TRS-80 Model 1 (was: Arty computers (was: Re: PDP-11/70 in Yates Center, KS)
Jim Isbell, W5JAI
jim.isbell at gmail.com
Sat Feb 3 22:33:49 CST 2007
About all I can remember on its physical image (and even this may be flawed)
was that the window behind which the "solid state memory" resided was on the
lower right perhaps in the last rack to the right. I vaguely remember that
there were at least 3 and possibly many many more racks. There were also at
least four full sized racks that contained Ampex tape decks that were very
finicky and often had to be restarted after they would loose their tension.
There were miles and miles of wiring under the floor of the room. There was
also a punched card reader added toward the end of my tenure with the
machine that greatly improved the programming ease
However, I would think that it is unlikely I would have forgotten the
phrase, "seven oh seventy" Its a catchy phrase and has stuck with me for
almost fifty years. We didn't call it the "seventy seventy" or any other
sequence of words, just the "Seven Oh Seventy". However, what it looked
like has pretty much been erased and blended with the many other computers
of similar size that I worked on.
I do remember back in the early ninety's seeing a book on Cold War espionage
that had an article on it and referenced several aspects of it that I
remembered at the time.
Yes it was a BIG machine by todays standards and we had 30 tons of air
conditioning to keep the room cool because of all the tubes. If it had been
solid state, all that air conditioning would not have been needed.
On 2/3/07, William Donzelli <wdonzelli at gmail.com> wrote:
> > You see the 7070 that I worked on was purchased by the US government for
> > very Top Secret installation so it may have been in use before the
> > had access to it. Which, by the way, may also be why it was NOT solid
> > state, it was an early model ??
> I can not imagine IBM making a tube version of the 7070, with no
> history on it. That project would have been something as big as the
> AN/FSQ-7. The 7070 was a pretty good sized machine.

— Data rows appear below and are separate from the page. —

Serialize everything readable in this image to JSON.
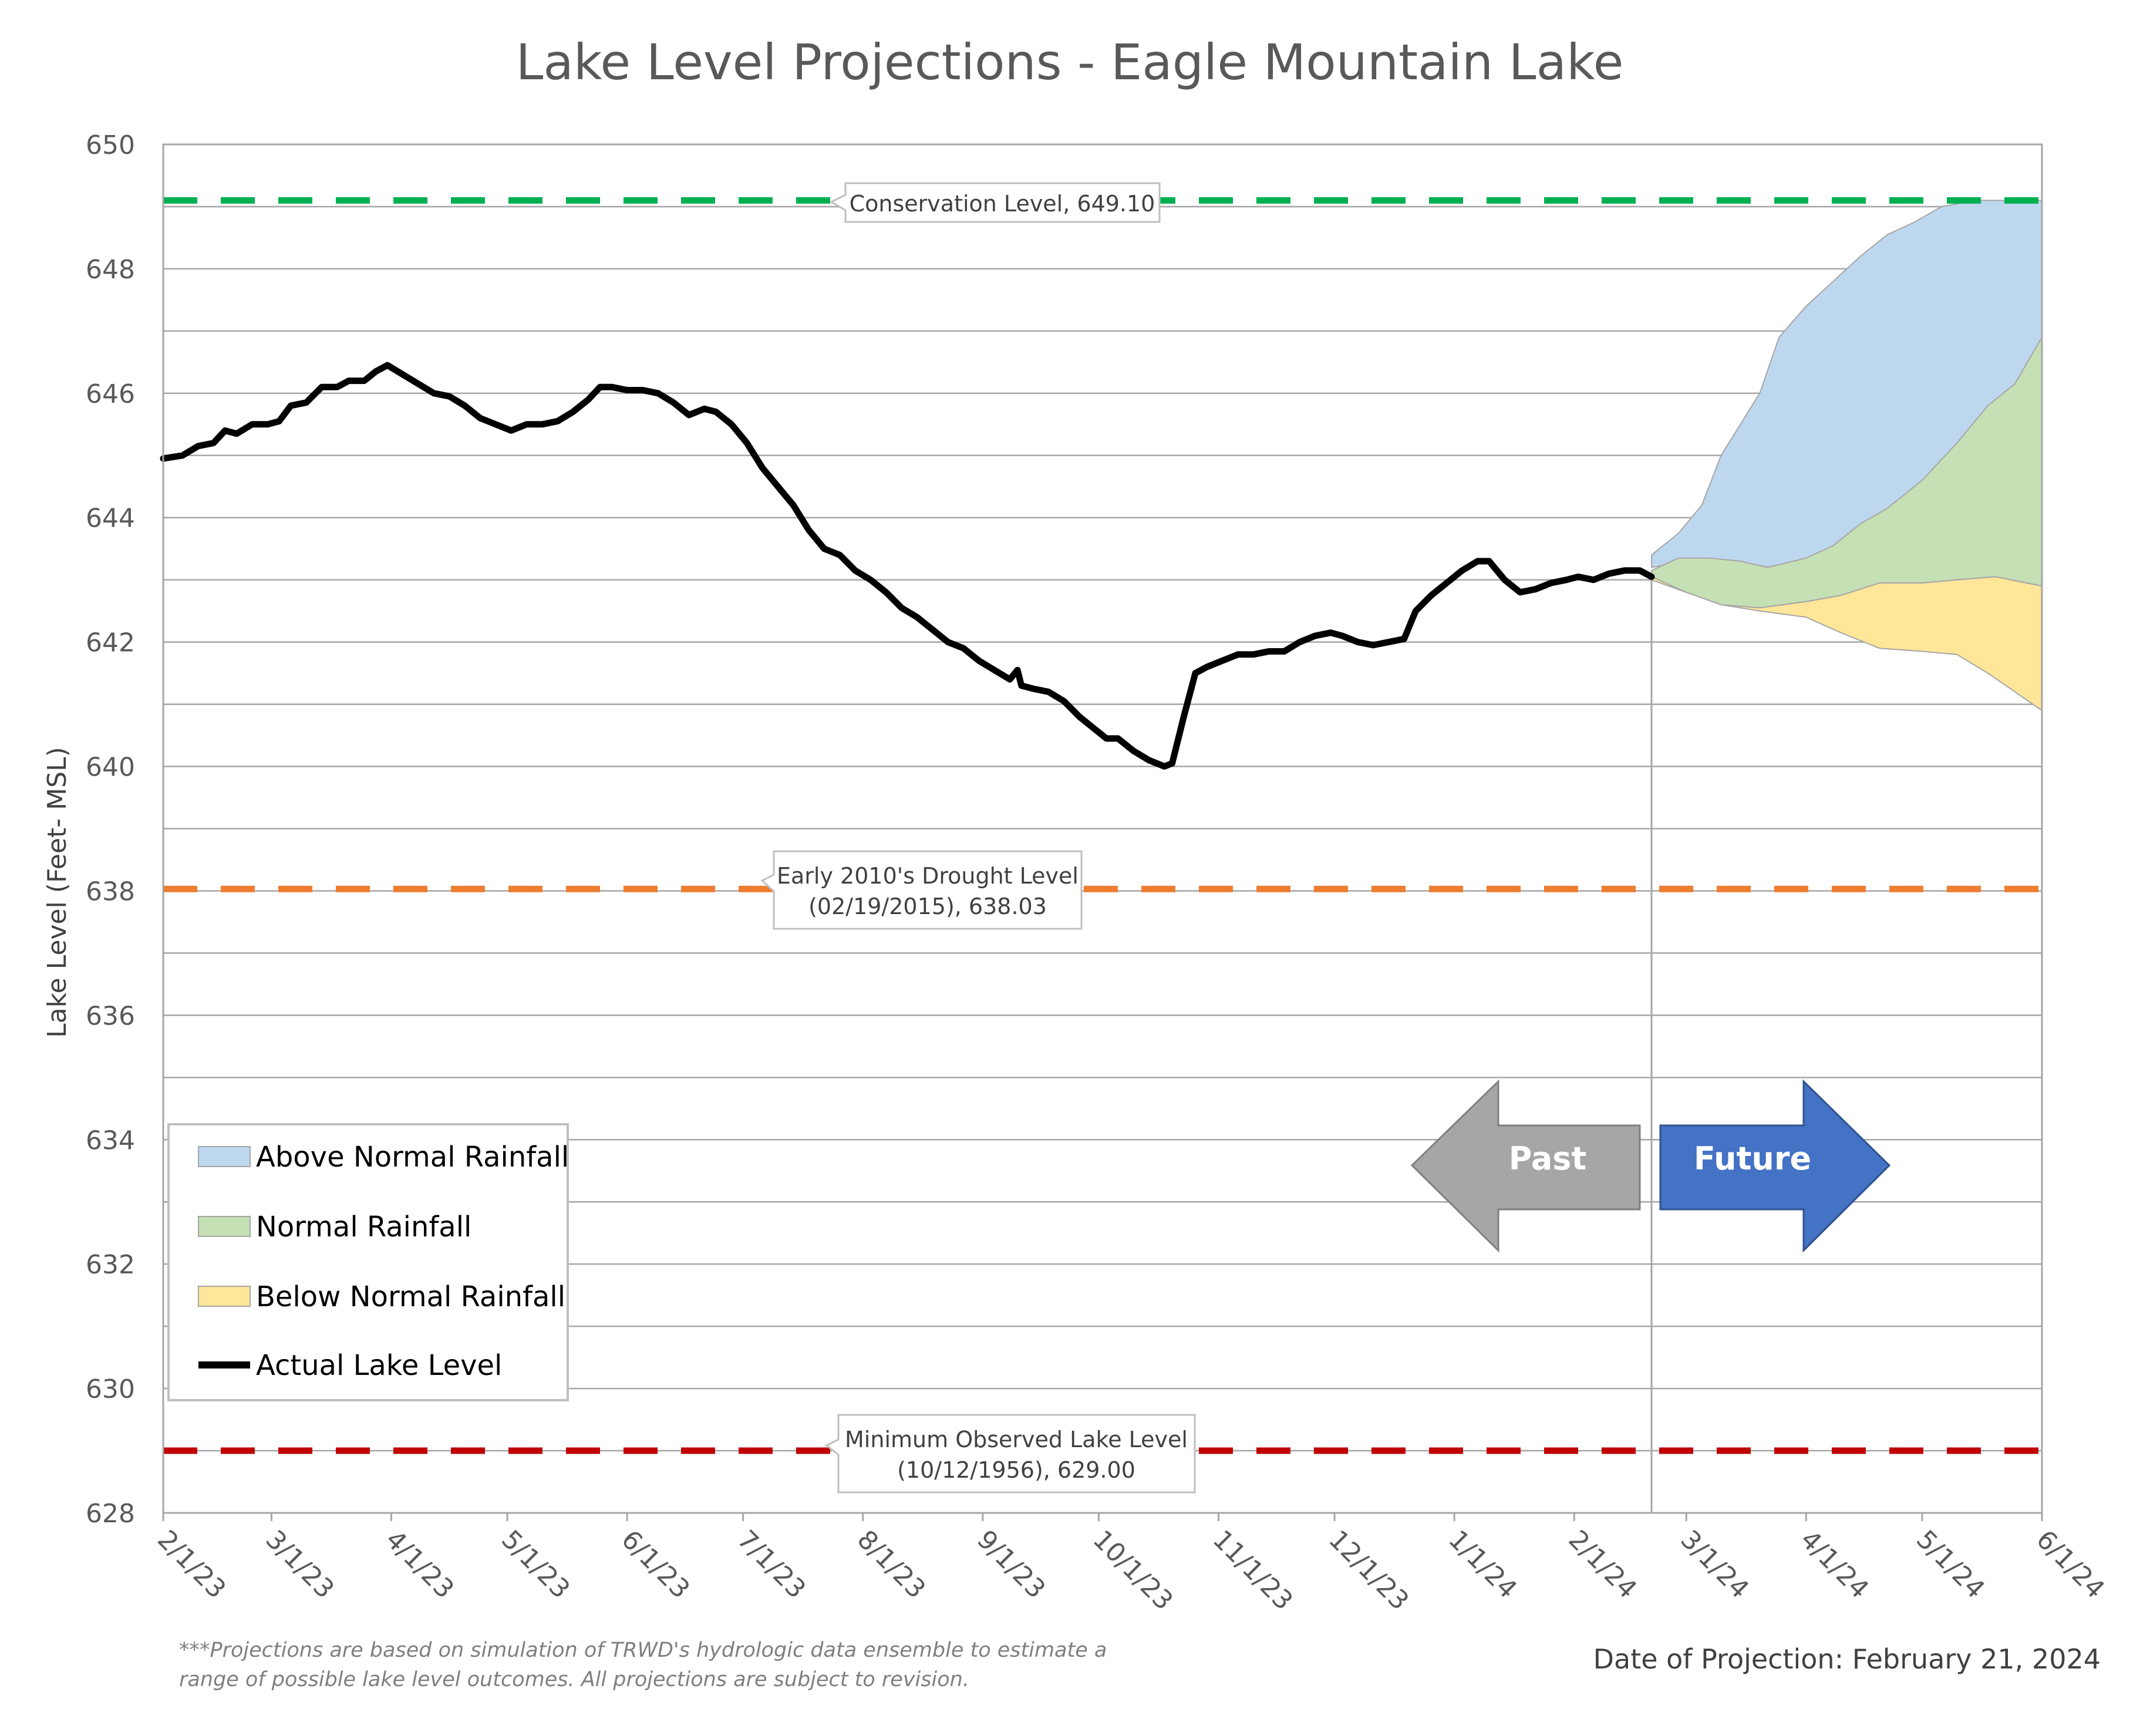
{
  "chart_data": {
    "type": "line",
    "title": "Lake Level Projections - Eagle Mountain Lake",
    "ylabel": "Lake Level (Feet- MSL)",
    "xlabel": "",
    "ylim": [
      628,
      650
    ],
    "yticks": [
      "628",
      "630",
      "632",
      "634",
      "636",
      "638",
      "640",
      "642",
      "644",
      "646",
      "648",
      "650"
    ],
    "x_dates": [
      "2023-02-01",
      "2023-03-01",
      "2023-04-01",
      "2023-05-01",
      "2023-06-01",
      "2023-07-01",
      "2023-08-01",
      "2023-09-01",
      "2023-10-01",
      "2023-11-01",
      "2023-12-01",
      "2024-01-01",
      "2024-02-01",
      "2024-03-01",
      "2024-04-01",
      "2024-05-01",
      "2024-06-01"
    ],
    "xtick_labels": [
      "2/1/23",
      "3/1/23",
      "4/1/23",
      "5/1/23",
      "6/1/23",
      "7/1/23",
      "8/1/23",
      "9/1/23",
      "10/1/23",
      "11/1/23",
      "12/1/23",
      "1/1/24",
      "2/1/24",
      "3/1/24",
      "4/1/24",
      "5/1/24",
      "6/1/24"
    ],
    "grid": true,
    "projection_date": "2024-02-21",
    "reference_lines": [
      {
        "name": "Conservation Level",
        "value": 649.1,
        "color": "#00b050",
        "label": "Conservation Level, 649.10"
      },
      {
        "name": "Early 2010's Drought Level",
        "value": 638.03,
        "color": "#ed7d31",
        "label_line1": "Early 2010's Drought Level",
        "label_line2": "(02/19/2015), 638.03"
      },
      {
        "name": "Minimum Observed Lake Level",
        "value": 629.0,
        "color": "#c00000",
        "label_line1": "Minimum Observed Lake Level",
        "label_line2": "(10/12/1956), 629.00"
      }
    ],
    "actual": {
      "name": "Actual Lake Level",
      "color": "#000000",
      "points": [
        [
          "2023-02-01",
          644.95
        ],
        [
          "2023-02-06",
          645.0
        ],
        [
          "2023-02-10",
          645.15
        ],
        [
          "2023-02-14",
          645.2
        ],
        [
          "2023-02-17",
          645.4
        ],
        [
          "2023-02-20",
          645.35
        ],
        [
          "2023-02-24",
          645.5
        ],
        [
          "2023-02-28",
          645.5
        ],
        [
          "2023-03-03",
          645.55
        ],
        [
          "2023-03-06",
          645.8
        ],
        [
          "2023-03-10",
          645.85
        ],
        [
          "2023-03-14",
          646.1
        ],
        [
          "2023-03-18",
          646.1
        ],
        [
          "2023-03-21",
          646.2
        ],
        [
          "2023-03-25",
          646.2
        ],
        [
          "2023-03-28",
          646.35
        ],
        [
          "2023-03-31",
          646.45
        ],
        [
          "2023-04-04",
          646.3
        ],
        [
          "2023-04-08",
          646.15
        ],
        [
          "2023-04-12",
          646.0
        ],
        [
          "2023-04-16",
          645.95
        ],
        [
          "2023-04-20",
          645.8
        ],
        [
          "2023-04-24",
          645.6
        ],
        [
          "2023-04-28",
          645.5
        ],
        [
          "2023-05-02",
          645.4
        ],
        [
          "2023-05-06",
          645.5
        ],
        [
          "2023-05-10",
          645.5
        ],
        [
          "2023-05-14",
          645.55
        ],
        [
          "2023-05-18",
          645.7
        ],
        [
          "2023-05-22",
          645.9
        ],
        [
          "2023-05-25",
          646.1
        ],
        [
          "2023-05-28",
          646.1
        ],
        [
          "2023-06-01",
          646.05
        ],
        [
          "2023-06-05",
          646.05
        ],
        [
          "2023-06-09",
          646.0
        ],
        [
          "2023-06-13",
          645.85
        ],
        [
          "2023-06-17",
          645.65
        ],
        [
          "2023-06-21",
          645.75
        ],
        [
          "2023-06-24",
          645.7
        ],
        [
          "2023-06-28",
          645.5
        ],
        [
          "2023-07-02",
          645.2
        ],
        [
          "2023-07-06",
          644.8
        ],
        [
          "2023-07-10",
          644.5
        ],
        [
          "2023-07-14",
          644.2
        ],
        [
          "2023-07-18",
          643.8
        ],
        [
          "2023-07-22",
          643.5
        ],
        [
          "2023-07-26",
          643.4
        ],
        [
          "2023-07-30",
          643.15
        ],
        [
          "2023-08-03",
          643.0
        ],
        [
          "2023-08-07",
          642.8
        ],
        [
          "2023-08-11",
          642.55
        ],
        [
          "2023-08-15",
          642.4
        ],
        [
          "2023-08-19",
          642.2
        ],
        [
          "2023-08-23",
          642.0
        ],
        [
          "2023-08-27",
          641.9
        ],
        [
          "2023-08-31",
          641.7
        ],
        [
          "2023-09-04",
          641.55
        ],
        [
          "2023-09-08",
          641.4
        ],
        [
          "2023-09-10",
          641.55
        ],
        [
          "2023-09-11",
          641.3
        ],
        [
          "2023-09-14",
          641.25
        ],
        [
          "2023-09-18",
          641.2
        ],
        [
          "2023-09-22",
          641.05
        ],
        [
          "2023-09-26",
          640.8
        ],
        [
          "2023-09-30",
          640.6
        ],
        [
          "2023-10-03",
          640.45
        ],
        [
          "2023-10-06",
          640.45
        ],
        [
          "2023-10-10",
          640.25
        ],
        [
          "2023-10-14",
          640.1
        ],
        [
          "2023-10-18",
          640.0
        ],
        [
          "2023-10-20",
          640.05
        ],
        [
          "2023-10-23",
          640.8
        ],
        [
          "2023-10-26",
          641.5
        ],
        [
          "2023-10-29",
          641.6
        ],
        [
          "2023-11-02",
          641.7
        ],
        [
          "2023-11-06",
          641.8
        ],
        [
          "2023-11-10",
          641.8
        ],
        [
          "2023-11-14",
          641.85
        ],
        [
          "2023-11-18",
          641.85
        ],
        [
          "2023-11-22",
          642.0
        ],
        [
          "2023-11-26",
          642.1
        ],
        [
          "2023-11-30",
          642.15
        ],
        [
          "2023-12-03",
          642.1
        ],
        [
          "2023-12-07",
          642.0
        ],
        [
          "2023-12-11",
          641.95
        ],
        [
          "2023-12-15",
          642.0
        ],
        [
          "2023-12-19",
          642.05
        ],
        [
          "2023-12-22",
          642.5
        ],
        [
          "2023-12-26",
          642.75
        ],
        [
          "2023-12-30",
          642.95
        ],
        [
          "2024-01-03",
          643.15
        ],
        [
          "2024-01-07",
          643.3
        ],
        [
          "2024-01-10",
          643.3
        ],
        [
          "2024-01-14",
          643.0
        ],
        [
          "2024-01-18",
          642.8
        ],
        [
          "2024-01-22",
          642.85
        ],
        [
          "2024-01-26",
          642.95
        ],
        [
          "2024-01-30",
          643.0
        ],
        [
          "2024-02-02",
          643.05
        ],
        [
          "2024-02-06",
          643.0
        ],
        [
          "2024-02-10",
          643.1
        ],
        [
          "2024-02-14",
          643.15
        ],
        [
          "2024-02-18",
          643.15
        ],
        [
          "2024-02-21",
          643.05
        ]
      ]
    },
    "series": [
      {
        "name": "Above Normal Rainfall",
        "fill": "#bdd7ee",
        "stroke": "#a6a6a6",
        "points": [
          [
            "2024-02-21",
            643.4
          ],
          [
            "2024-02-28",
            643.75
          ],
          [
            "2024-03-05",
            644.2
          ],
          [
            "2024-03-10",
            645.0
          ],
          [
            "2024-03-15",
            645.5
          ],
          [
            "2024-03-20",
            646.0
          ],
          [
            "2024-03-25",
            646.9
          ],
          [
            "2024-04-01",
            647.4
          ],
          [
            "2024-04-08",
            647.8
          ],
          [
            "2024-04-15",
            648.2
          ],
          [
            "2024-04-22",
            648.55
          ],
          [
            "2024-04-29",
            648.75
          ],
          [
            "2024-05-06",
            649.0
          ],
          [
            "2024-05-15",
            649.1
          ],
          [
            "2024-06-01",
            649.1
          ]
        ]
      },
      {
        "name": "Normal Rainfall",
        "fill": "#c5e0b4",
        "stroke": "#a6a6a6",
        "points": [
          [
            "2024-02-21",
            643.15
          ],
          [
            "2024-02-28",
            643.35
          ],
          [
            "2024-03-07",
            643.35
          ],
          [
            "2024-03-15",
            643.3
          ],
          [
            "2024-03-22",
            643.2
          ],
          [
            "2024-04-01",
            643.35
          ],
          [
            "2024-04-08",
            643.55
          ],
          [
            "2024-04-15",
            643.9
          ],
          [
            "2024-04-22",
            644.15
          ],
          [
            "2024-05-01",
            644.6
          ],
          [
            "2024-05-10",
            645.2
          ],
          [
            "2024-05-18",
            645.8
          ],
          [
            "2024-05-25",
            646.15
          ],
          [
            "2024-06-01",
            646.9
          ]
        ]
      },
      {
        "name": "Below Normal Rainfall",
        "fill": "#ffe699",
        "stroke": "#a6a6a6",
        "points": [
          [
            "2024-02-21",
            643.05
          ],
          [
            "2024-03-01",
            642.8
          ],
          [
            "2024-03-10",
            642.6
          ],
          [
            "2024-03-20",
            642.5
          ],
          [
            "2024-04-01",
            642.4
          ],
          [
            "2024-04-10",
            642.15
          ],
          [
            "2024-04-20",
            641.9
          ],
          [
            "2024-05-01",
            641.85
          ],
          [
            "2024-05-10",
            641.8
          ],
          [
            "2024-05-18",
            641.5
          ],
          [
            "2024-05-25",
            641.2
          ],
          [
            "2024-06-01",
            640.9
          ]
        ]
      }
    ],
    "band_lows": {
      "above_low": [
        [
          "2024-02-21",
          643.2
        ],
        [
          "2024-03-01",
          643.3
        ],
        [
          "2024-03-10",
          643.3
        ],
        [
          "2024-03-20",
          643.2
        ],
        [
          "2024-04-01",
          643.25
        ],
        [
          "2024-04-10",
          643.5
        ],
        [
          "2024-04-20",
          643.7
        ],
        [
          "2024-05-01",
          643.85
        ],
        [
          "2024-05-10",
          643.95
        ],
        [
          "2024-05-20",
          643.95
        ],
        [
          "2024-06-01",
          643.0
        ]
      ],
      "normal_low": [
        [
          "2024-02-21",
          643.0
        ],
        [
          "2024-03-01",
          642.8
        ],
        [
          "2024-03-10",
          642.6
        ],
        [
          "2024-03-20",
          642.55
        ],
        [
          "2024-04-01",
          642.65
        ],
        [
          "2024-04-10",
          642.75
        ],
        [
          "2024-04-20",
          642.95
        ],
        [
          "2024-05-01",
          642.95
        ],
        [
          "2024-05-10",
          643.0
        ],
        [
          "2024-05-20",
          643.05
        ],
        [
          "2024-06-01",
          642.9
        ]
      ]
    },
    "legend": {
      "items": [
        {
          "label": "Above Normal Rainfall",
          "type": "fill",
          "color": "#bdd7ee"
        },
        {
          "label": "Normal Rainfall",
          "type": "fill",
          "color": "#c5e0b4"
        },
        {
          "label": "Below Normal Rainfall",
          "type": "fill",
          "color": "#ffe699"
        },
        {
          "label": "Actual Lake Level",
          "type": "line",
          "color": "#000000"
        }
      ]
    },
    "arrows": {
      "past": {
        "label": "Past",
        "color": "#a6a6a6"
      },
      "future": {
        "label": "Future",
        "color": "#4472c4"
      }
    }
  },
  "footnote": {
    "line1": "***Projections are based on simulation of TRWD's hydrologic data ensemble to estimate a",
    "line2": "range of possible lake level outcomes.  All projections are subject to revision."
  },
  "projection_note": "Date of Projection: February 21, 2024"
}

> So now you have a bunch of us wondering what machine you used. I still
> doubt it was a 7070 if it had tubes. I bet it was a 700 series machine
> of some sort. It could have been a 707 - IBM often gave oddball type
> numbers out to semicustom or custom (AKA RPQ) machines. Have you
> glanced at the IBM history pages? They have a gallery of most of their
> major machines - perhaps you can spot it.
"If you are not living on the edge, well then,
you are just taking up too much space."